Of course, charging tolls for using congested roads and freeways that we have already paid for through our taxes is not a good election slogan for politicians.

Now think again.  How about being paid to carry passengers in your empty seats on the way to work, or even at other times?  You would only have to pay extra to use the roads if you insist on having your empty seats travelling with you.  And if you really want empty seats to travel with you for free, then drive at times when the roads are not congested.

How would this work?

Ride-sharing apps are pointing the way ahead.  US cities are experimenting with similar ideas today (http://www.citylab.com/commute/2016/04/uber-lyft-ridesharing-apps-public-transportation/475908/).  Canberra is thinking about it too (http://www.smh.com.au/digital-life/digital-life-news/ridesharing-applications-may-help-solve-canberras-coming-transport-crisis-20150814-gizc4t.html).

When you start your trip, if you want to avoid paying extra at peak times, you would select your destination on your phone, just like with Google maps, and how many empty seats you have with you.  Your phone would notify a transport hub server, and you would receive directions to pick up other people waiting for a ride. They would come with you for part of your journey.

Doctors and emergency workers, tradies, and others with legitimate urgent transport needs would be exempt, of course.  Female passengers could request a female driver if they felt safer.

The role of government today is not just building more roads or railways.  Instead, we should ask our politicians to lead forward-thinking discussions and help work out incentives and rules to allow enterprising tech start-ups to try out new transport ideas.

Let’s ask our WA politicians to explain just how much each bus or train ride really costs, at different times of the day.  Including all the hidden indirect costs.

Our railway has transport police and a state-of-the art security surveillance system costing tens of millions of dollars, just to provide security so that passengers will use trains late at night.

Public transport in Perth is far more costly than most of us realise.  And of course it is necessary.  And the service for those who need it most is appalling.  If I live in Forrestdale, not by means a far-flung suburb, and I want to reach The University of WA for a 9 am lecture, I have to be at the bus stop by 6:40 AM.  We could do much better than that.

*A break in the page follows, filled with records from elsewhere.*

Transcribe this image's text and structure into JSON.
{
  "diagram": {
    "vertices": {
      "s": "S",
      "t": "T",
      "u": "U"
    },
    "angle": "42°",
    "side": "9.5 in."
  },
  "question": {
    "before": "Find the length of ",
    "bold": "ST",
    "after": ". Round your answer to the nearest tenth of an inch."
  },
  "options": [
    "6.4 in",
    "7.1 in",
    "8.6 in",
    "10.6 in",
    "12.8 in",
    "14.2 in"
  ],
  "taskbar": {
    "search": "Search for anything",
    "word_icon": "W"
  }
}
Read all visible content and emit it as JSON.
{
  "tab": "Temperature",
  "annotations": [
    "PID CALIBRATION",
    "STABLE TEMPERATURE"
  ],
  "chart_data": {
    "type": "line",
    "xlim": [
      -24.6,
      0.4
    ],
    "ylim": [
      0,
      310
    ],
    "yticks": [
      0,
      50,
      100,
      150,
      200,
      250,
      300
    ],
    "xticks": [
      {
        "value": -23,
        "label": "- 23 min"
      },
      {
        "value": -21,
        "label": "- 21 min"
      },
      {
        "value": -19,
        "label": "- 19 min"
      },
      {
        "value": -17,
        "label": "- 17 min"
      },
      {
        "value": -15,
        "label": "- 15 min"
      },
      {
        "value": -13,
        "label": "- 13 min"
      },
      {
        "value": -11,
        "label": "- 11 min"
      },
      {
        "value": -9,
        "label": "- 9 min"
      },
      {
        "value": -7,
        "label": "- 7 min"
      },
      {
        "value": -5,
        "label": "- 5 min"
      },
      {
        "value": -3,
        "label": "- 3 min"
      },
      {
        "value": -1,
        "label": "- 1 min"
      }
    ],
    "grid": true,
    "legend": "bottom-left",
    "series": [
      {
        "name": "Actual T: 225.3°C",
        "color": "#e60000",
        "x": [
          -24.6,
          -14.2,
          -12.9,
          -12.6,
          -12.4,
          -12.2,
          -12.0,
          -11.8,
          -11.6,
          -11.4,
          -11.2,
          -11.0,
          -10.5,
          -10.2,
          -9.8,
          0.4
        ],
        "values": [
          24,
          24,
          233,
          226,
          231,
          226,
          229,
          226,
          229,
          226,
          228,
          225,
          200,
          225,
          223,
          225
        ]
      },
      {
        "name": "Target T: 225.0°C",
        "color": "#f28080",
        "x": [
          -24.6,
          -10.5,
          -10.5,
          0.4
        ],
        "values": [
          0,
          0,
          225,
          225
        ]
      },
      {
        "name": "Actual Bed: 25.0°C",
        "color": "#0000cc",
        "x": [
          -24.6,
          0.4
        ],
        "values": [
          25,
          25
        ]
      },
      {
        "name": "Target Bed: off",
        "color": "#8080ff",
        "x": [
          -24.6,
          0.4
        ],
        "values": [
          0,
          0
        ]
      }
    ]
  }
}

Government needs to make space for enterprising start-ups to try out safe, secure and cost-effective alternative transport ideas that make better use of the roads and rail we have already paid for.

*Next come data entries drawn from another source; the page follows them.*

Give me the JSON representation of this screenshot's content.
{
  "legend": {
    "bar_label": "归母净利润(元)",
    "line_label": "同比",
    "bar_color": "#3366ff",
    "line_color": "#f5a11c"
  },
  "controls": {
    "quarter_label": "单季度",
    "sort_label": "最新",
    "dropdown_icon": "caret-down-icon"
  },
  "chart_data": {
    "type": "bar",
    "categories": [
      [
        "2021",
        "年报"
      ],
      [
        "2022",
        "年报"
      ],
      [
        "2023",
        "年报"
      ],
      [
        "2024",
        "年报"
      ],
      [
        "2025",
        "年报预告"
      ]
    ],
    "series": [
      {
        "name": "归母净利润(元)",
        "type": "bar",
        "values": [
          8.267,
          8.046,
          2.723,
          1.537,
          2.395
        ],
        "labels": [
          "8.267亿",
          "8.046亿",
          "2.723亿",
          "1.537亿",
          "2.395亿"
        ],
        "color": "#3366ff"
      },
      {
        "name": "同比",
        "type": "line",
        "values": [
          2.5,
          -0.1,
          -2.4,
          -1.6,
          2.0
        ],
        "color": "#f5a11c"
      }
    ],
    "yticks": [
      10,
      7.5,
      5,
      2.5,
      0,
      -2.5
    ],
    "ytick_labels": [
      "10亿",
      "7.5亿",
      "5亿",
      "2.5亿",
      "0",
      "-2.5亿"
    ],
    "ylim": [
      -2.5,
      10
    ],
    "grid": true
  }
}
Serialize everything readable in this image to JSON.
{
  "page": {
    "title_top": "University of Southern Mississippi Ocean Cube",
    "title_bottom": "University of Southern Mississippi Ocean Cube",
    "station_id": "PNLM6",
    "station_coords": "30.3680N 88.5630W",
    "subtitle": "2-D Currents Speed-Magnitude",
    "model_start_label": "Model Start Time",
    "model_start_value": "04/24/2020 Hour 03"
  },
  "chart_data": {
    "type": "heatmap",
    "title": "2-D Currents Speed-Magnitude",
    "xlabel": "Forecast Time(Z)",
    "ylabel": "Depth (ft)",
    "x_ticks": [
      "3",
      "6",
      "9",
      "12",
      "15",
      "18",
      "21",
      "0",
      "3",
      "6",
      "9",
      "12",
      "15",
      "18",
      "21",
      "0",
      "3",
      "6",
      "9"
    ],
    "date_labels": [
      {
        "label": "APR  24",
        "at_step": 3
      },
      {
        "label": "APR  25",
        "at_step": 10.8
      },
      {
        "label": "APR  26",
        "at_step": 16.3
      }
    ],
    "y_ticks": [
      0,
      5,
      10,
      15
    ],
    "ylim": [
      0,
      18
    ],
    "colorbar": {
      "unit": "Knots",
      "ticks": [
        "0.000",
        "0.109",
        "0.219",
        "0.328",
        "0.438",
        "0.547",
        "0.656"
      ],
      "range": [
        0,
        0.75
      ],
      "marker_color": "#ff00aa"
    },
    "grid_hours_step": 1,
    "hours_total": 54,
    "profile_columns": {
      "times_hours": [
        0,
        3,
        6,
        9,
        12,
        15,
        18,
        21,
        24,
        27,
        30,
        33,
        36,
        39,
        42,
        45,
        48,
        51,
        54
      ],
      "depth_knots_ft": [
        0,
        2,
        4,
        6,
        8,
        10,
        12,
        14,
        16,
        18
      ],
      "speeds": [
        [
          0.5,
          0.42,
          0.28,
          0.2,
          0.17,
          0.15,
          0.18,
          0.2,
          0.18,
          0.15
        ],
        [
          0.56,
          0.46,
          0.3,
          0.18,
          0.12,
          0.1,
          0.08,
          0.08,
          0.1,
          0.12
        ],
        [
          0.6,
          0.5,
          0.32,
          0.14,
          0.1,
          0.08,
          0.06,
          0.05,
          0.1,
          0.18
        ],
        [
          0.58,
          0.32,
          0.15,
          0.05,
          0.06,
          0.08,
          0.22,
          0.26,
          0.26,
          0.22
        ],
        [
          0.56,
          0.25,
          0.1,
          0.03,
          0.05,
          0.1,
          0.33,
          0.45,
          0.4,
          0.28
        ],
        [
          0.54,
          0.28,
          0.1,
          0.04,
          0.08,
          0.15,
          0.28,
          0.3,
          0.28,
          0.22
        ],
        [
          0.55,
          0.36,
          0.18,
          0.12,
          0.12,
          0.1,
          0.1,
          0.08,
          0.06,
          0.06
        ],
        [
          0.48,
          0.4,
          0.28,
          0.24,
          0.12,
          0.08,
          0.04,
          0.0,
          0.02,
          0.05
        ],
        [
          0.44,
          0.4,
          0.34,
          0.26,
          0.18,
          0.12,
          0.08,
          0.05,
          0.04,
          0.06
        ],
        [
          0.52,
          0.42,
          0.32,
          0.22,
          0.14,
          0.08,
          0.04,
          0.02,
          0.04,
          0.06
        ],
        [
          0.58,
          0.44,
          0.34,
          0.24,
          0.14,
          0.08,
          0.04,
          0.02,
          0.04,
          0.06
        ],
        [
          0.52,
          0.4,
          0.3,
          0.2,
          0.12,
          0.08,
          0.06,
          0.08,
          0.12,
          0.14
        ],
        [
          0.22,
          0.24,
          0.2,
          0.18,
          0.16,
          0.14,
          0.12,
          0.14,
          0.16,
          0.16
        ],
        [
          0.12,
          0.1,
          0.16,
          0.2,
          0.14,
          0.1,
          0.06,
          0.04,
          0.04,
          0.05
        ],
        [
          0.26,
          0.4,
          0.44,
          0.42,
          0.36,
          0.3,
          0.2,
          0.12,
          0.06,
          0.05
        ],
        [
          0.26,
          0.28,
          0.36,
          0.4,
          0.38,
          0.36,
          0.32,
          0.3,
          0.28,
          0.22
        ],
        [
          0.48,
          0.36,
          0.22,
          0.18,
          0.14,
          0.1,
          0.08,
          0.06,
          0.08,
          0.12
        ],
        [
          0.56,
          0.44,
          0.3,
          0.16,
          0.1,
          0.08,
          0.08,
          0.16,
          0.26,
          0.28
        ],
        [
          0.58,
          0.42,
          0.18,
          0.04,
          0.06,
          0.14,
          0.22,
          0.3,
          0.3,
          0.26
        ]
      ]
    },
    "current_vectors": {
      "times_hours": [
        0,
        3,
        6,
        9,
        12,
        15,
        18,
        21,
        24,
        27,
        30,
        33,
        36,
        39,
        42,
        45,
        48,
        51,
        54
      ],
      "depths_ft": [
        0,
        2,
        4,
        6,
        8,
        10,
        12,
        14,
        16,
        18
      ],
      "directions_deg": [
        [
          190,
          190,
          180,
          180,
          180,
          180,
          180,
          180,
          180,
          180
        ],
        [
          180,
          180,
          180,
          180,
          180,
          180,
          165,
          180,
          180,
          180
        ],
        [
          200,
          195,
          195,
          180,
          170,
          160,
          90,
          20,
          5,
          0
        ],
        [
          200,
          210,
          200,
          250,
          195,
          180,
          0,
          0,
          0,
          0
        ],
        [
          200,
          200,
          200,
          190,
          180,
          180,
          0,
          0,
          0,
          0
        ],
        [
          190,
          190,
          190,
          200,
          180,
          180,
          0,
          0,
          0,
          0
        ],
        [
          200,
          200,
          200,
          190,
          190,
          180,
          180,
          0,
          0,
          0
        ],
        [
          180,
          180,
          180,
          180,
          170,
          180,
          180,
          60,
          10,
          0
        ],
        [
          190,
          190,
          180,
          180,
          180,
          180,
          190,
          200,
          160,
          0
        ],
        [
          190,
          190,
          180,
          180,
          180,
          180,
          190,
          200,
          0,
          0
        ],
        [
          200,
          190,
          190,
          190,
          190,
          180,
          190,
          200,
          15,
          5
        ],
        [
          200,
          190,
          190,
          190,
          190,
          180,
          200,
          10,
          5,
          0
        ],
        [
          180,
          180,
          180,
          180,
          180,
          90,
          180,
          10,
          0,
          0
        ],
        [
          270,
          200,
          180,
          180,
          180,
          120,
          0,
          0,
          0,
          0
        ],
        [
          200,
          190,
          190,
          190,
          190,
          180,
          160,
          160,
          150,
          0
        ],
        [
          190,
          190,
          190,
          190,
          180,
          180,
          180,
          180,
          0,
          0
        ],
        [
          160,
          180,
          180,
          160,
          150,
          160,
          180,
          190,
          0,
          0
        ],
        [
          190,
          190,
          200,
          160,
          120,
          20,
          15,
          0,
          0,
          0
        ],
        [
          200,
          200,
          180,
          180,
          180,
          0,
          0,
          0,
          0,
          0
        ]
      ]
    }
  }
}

PS: When I purchased a copy of the paper to see the article in print, the Indonesian newsagent told me how in Jakarta there is a 3-in-1 rule for the central business district. Cars can only enter carrying three or more people.  “Joka” boys hitch rides at the road side as you approach the 3-in-1 boundary, just out of sight of the police enforcing the rule at the check points.  But, here’s the catch.  Drivers pay the jokas to ride with them past the police check point, and then let them off just out of sight of the police.  That way they avoid fines or having to pay bribes.  The joka fee…. about half the cost of a bribe.  Entirely predictable human behaviour.